Schiffsbrandbekämpfung



Feuer an Bord. Einsatz unter besonderen Umständen.

Ein Schiffsbrand gehört zu den gefährlichsten Vorkommnissen, die sich an Bord ereignen können. Wird das Feuer rechtzeitig entdeckt, kann die Besatzung zwar häufig schon mit ersten Maßnahmen – zum Beispiel der Vornahme eines Feuerlöschschlauches unter Atemschutz – größere Schäden verhindern. Hat sich jedoch das Feuer erst einmal ausgebreitet, geht es nicht ohne professionelle Unterstützung von Land, die entweder mittels Hubschrauber oder per Schiff kommt.

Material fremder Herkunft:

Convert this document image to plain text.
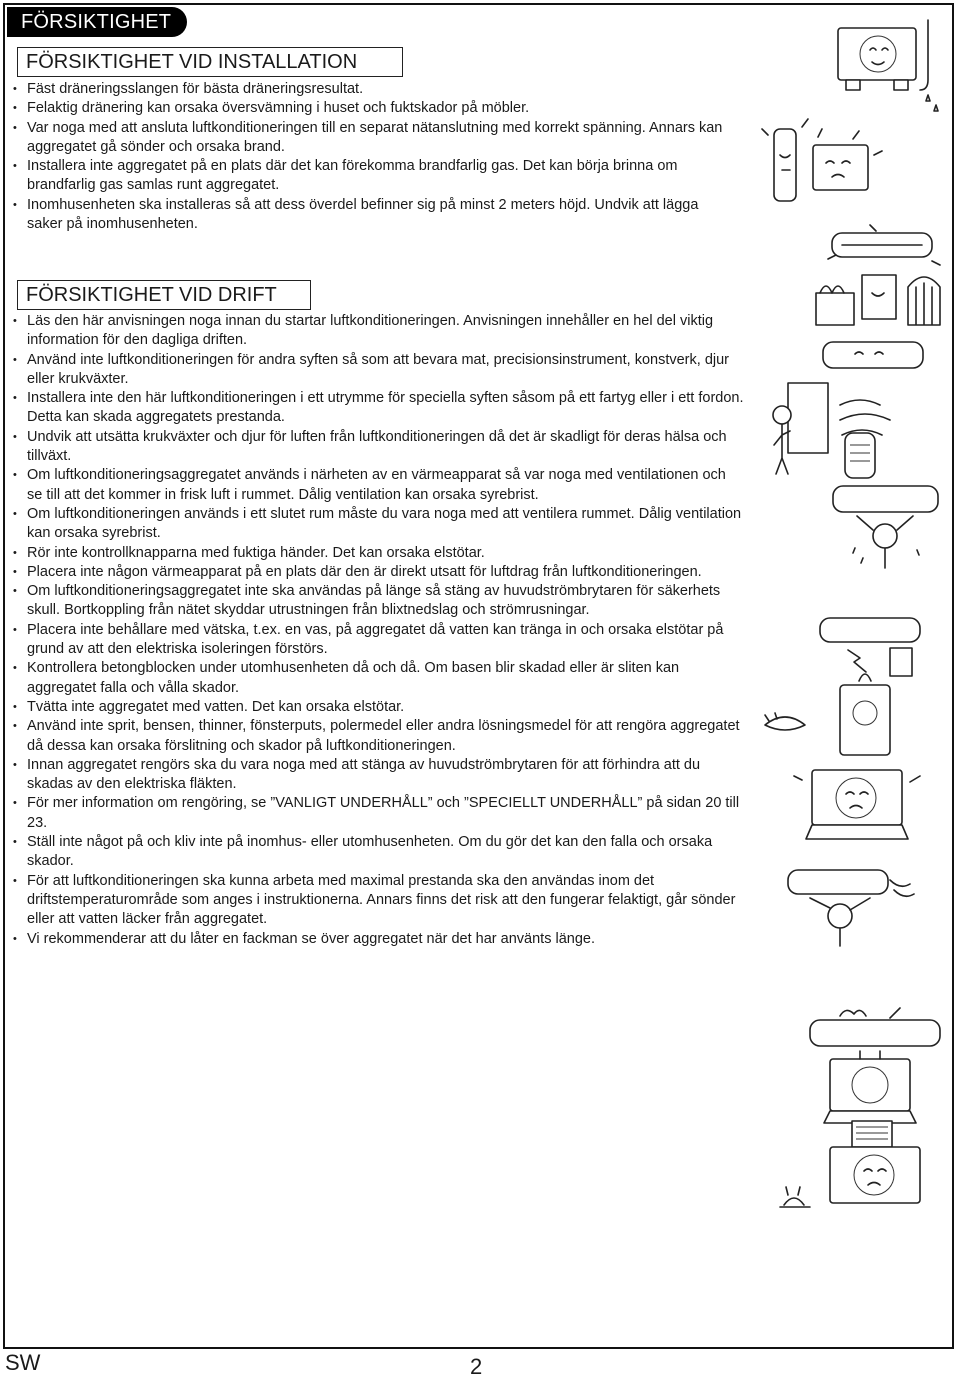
FÖRSIKTIGHET
FÖRSIKTIGHET VID INSTALLATION
• Fäst dräneringsslangen för bästa dräneringsresultat.
• Felaktig dränering kan orsaka översvämning i huset och fuktskador på möbler.
• Var noga med att ansluta luftkonditioneringen till en separat nätanslutning med korrekt spänning. Annars kan aggregatet gå sönder och orsaka brand.
• Installera inte aggregatet på en plats där det kan förekomma brandfarlig gas. Det kan börja brinna om brandfarlig gas samlas runt aggregatet.
• Inomhusenheten ska installeras så att dess överdel befinner sig på minst 2 meters höjd. Undvik att lägga saker på inomhusenheten.
FÖRSIKTIGHET VID DRIFT
• Läs den här anvisningen noga innan du startar luftkonditioneringen. Anvisningen innehåller en hel del viktig information för den dagliga driften.
• Använd inte luftkonditioneringen för andra syften så som att bevara mat, precisionsinstrument, konstverk, djur eller krukväxter.
• Installera inte den här luftkonditioneringen i ett utrymme för speciella syften såsom på ett fartyg eller i ett fordon. Detta kan skada aggregatets prestanda.
• Undvik att utsätta krukväxter och djur för luften från luftkonditioneringen då det är skadligt för deras hälsa och tillväxt.
• Om luftkonditioneringsaggregatet används i närheten av en värmeapparat så var noga med ventilationen och se till att det kommer in frisk luft i rummet. Dålig ventilation kan orsaka syrebrist.
• Om luftkonditioneringen används i ett slutet rum måste du vara noga med att ventilera rummet. Dålig ventilation kan orsaka syrebrist.
• Rör inte kontrollknapparna med fuktiga händer. Det kan orsaka elstötar.
• Placera inte någon värmeapparat på en plats där den är direkt utsatt för luftdrag från luftkonditioneringen.
• Om luftkonditioneringsaggregatet inte ska användas på länge så stäng av huvudströmbrytaren för säkerhets skull. Bortkoppling från nätet skyddar utrustningen från blixtnedslag och strömrusningar.
• Placera inte behållare med vätska, t.ex. en vas, på aggregatet då vatten kan tränga in och orsaka elstötar på grund av att den elektriska isoleringen förstörs.
• Kontrollera betongblocken under utomhusenheten då och då. Om basen blir skadad eller är sliten kan aggregatet falla och vålla skador.
• Tvätta inte aggregatet med vatten. Det kan orsaka elstötar.
• Använd inte sprit, bensen, thinner, fönsterputs, polermedel eller andra lösningsmedel för att rengöra aggregatet då dessa kan orsaka förslitning och skador på luftkonditioneringen.
• Innan aggregatet rengörs ska du vara noga med att stänga av huvudströmbrytaren för att förhindra att du skadas av den elektriska fläkten.
• För mer information om rengöring, se ”VANLIGT UNDERHÅLL” och ”SPECIELLT UNDERHÅLL” på sidan 20 till 23.
• Ställ inte något på och kliv inte på inomhus- eller utomhusenheten. Om du gör det kan den falla och orsaka skador.
• För att luftkonditioneringen ska kunna arbeta med maximal prestanda ska den användas inom det driftstemperaturområde som anges i instruktionerna. Annars finns det risk att den fungerar felaktigt, går sönder eller att vatten läcker från aggregatet.
• Vi rekommenderar att du låter en fackman se över aggregatet när det har använts länge.
SW	2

Tritt ein Notfall auf Schiffen in deutschen Nord- oder Ostseegewässern ein, wird das rund um die Uhr besetzte Havariekommando in Cuxhaven aktiv. Von dort werden die Einsätze der nächstgelegenen Feuerwehren verschiedener Küstenstädte und weiterer Hilfsorganisationen organisiert. Auch die Koordination von Schiffen und Hubschraubern für den Transport zum Unglücksort übernimmt diese gemeinsame Einrichtung des Bundes und der Küstenländer.

Angriff mit Hindernissen
Die Brandbekämpfung auf See unterscheidet sich erheblich von der an Land. Zunächst müssen die Angriffstrupps zum Brandherd, in der Regel von oben nach unten, in das Schiffsinnere vordringen – entgegen der natürlichen Ausbreitungsrichtung von Wärme und Rauch. Das behindert und verzögert den Angriff erheblich. Enge Niedergänge, Stolperstellen, unübersichtliche, labyrinthähnliche Räumlichkeiten, zahlreiche Luken und Leitern sowie Schiffsbewegungen durch Seegang und die Wärmeleiteigenschaften des Schiffsstahls erschweren den Löschangriff spürbar. Für Schiffsbesatzungen stellt Dräger Helme und Pressluftatmer bereit und speziell ausgerüstete Mannschaften von Land können auf Kreislaufgeräte, die bis zu 4 Stunden Atemluft liefern, vertrauen.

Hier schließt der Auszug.